On the basis of the above technical solution, it is preferable that step S4 is followed by further including:
comparing the current talent demand of enterprises and public institutions and occupation types needing to be predicted in the future in the industrial park with the prediction result, and formulating a reasonable talent introduction strategy according to the comparison result.
The invention also provides a future talent demand prediction system based on the Markov model, which comprises the following steps:
the data acquisition module is used for acquiring talent distribution data and talent flow data of various vocabularies in each enterprise and public institution in an industrial park in a preset stage;
the data processing module is used for calculating talent change data of various vocabularies in each enterprise and public institution in a preset stage according to the talent distribution data and the talent flow data, and taking the talent change data as an original sequence;
the model establishing module is used for establishing a gray-Markov model, inputting the original sequence into the gray-Markov model for repeated training to obtain a talent demand prediction model;
and the prediction module is used for acquiring the enterprise and public institution, the occupation type and the prediction time period which need to be predicted in the future in the industrial park, and inputting the prediction data into the talent demand prediction model to obtain a prediction result.
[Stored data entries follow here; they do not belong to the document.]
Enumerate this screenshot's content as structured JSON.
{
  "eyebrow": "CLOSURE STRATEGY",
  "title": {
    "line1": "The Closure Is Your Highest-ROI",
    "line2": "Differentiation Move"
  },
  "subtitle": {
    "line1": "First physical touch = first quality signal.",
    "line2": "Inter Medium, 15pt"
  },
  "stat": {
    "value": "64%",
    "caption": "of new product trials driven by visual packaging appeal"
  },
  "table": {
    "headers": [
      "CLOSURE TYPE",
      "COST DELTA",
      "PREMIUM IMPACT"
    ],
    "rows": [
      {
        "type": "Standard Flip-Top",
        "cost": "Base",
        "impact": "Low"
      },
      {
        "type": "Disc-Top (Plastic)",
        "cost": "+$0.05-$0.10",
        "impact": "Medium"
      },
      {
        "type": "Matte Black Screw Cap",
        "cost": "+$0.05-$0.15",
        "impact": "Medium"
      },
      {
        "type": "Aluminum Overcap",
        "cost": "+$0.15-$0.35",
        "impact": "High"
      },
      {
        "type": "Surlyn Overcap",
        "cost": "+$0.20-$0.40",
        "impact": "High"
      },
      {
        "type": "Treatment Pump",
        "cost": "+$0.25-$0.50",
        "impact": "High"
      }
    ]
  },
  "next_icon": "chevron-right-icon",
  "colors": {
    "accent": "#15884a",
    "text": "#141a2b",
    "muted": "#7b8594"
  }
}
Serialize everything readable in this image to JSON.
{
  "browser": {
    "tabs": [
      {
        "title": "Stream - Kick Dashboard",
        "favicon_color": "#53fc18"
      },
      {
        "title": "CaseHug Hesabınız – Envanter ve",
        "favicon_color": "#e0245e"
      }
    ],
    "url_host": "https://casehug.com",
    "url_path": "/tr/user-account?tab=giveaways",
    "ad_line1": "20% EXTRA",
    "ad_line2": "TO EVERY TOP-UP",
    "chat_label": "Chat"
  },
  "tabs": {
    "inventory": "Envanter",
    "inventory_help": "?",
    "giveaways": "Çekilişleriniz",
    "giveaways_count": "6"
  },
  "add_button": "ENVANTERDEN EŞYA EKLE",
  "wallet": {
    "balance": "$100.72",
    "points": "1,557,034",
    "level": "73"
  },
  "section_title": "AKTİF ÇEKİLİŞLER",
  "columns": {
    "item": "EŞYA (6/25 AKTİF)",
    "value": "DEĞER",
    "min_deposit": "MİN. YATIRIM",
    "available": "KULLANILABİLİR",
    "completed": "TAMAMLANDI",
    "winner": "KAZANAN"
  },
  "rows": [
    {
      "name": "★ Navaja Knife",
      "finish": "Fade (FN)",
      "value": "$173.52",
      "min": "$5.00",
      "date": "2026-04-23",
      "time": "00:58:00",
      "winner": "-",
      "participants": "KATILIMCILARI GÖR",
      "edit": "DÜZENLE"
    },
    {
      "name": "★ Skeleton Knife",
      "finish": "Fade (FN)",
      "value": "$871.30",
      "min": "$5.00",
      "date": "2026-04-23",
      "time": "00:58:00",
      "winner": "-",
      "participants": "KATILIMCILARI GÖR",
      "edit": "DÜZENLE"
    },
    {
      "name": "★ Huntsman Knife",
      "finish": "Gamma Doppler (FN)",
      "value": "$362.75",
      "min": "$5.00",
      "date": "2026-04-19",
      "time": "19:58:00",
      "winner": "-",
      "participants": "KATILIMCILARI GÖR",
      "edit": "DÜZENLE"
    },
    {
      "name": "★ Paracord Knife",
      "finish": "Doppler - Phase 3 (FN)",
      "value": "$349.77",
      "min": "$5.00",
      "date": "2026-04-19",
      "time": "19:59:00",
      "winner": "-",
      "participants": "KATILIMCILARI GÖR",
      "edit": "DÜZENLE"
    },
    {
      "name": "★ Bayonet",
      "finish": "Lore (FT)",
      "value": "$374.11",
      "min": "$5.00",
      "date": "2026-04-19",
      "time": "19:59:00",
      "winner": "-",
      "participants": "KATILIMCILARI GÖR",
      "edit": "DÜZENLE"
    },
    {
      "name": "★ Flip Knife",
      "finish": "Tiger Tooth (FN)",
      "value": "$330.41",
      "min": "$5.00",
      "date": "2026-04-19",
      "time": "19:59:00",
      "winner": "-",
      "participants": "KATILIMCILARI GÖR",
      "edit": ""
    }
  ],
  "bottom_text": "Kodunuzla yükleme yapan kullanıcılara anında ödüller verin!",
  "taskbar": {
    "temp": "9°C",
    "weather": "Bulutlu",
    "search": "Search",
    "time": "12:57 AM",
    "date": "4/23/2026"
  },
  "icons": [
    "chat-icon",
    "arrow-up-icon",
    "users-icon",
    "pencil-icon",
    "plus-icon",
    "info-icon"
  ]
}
Compared with the prior art, the future talent demand prediction method and system based on the Markov model have the following beneficial effects:
(1) a gray-Markov model is established based on human resource data of various professions in each enterprise and public institution in the industrial park at the present stage, talent demand conditions of various professions in each enterprise and public institution in the industrial park in the future are predicted, scientific talent culture plans can be purposefully formulated for various professions in each enterprise and public institution in the industrial park, and progress of talent introduction work is promoted.
(2) And correcting the residual error of the traditional gray GM (1,1) model by using the Markov model, reflecting the accuracy of the gray-Markov model by using a posterior error test method, establishing a talent demand prediction model with higher accuracy, and ensuring the stability and reliability of future talent demand prediction.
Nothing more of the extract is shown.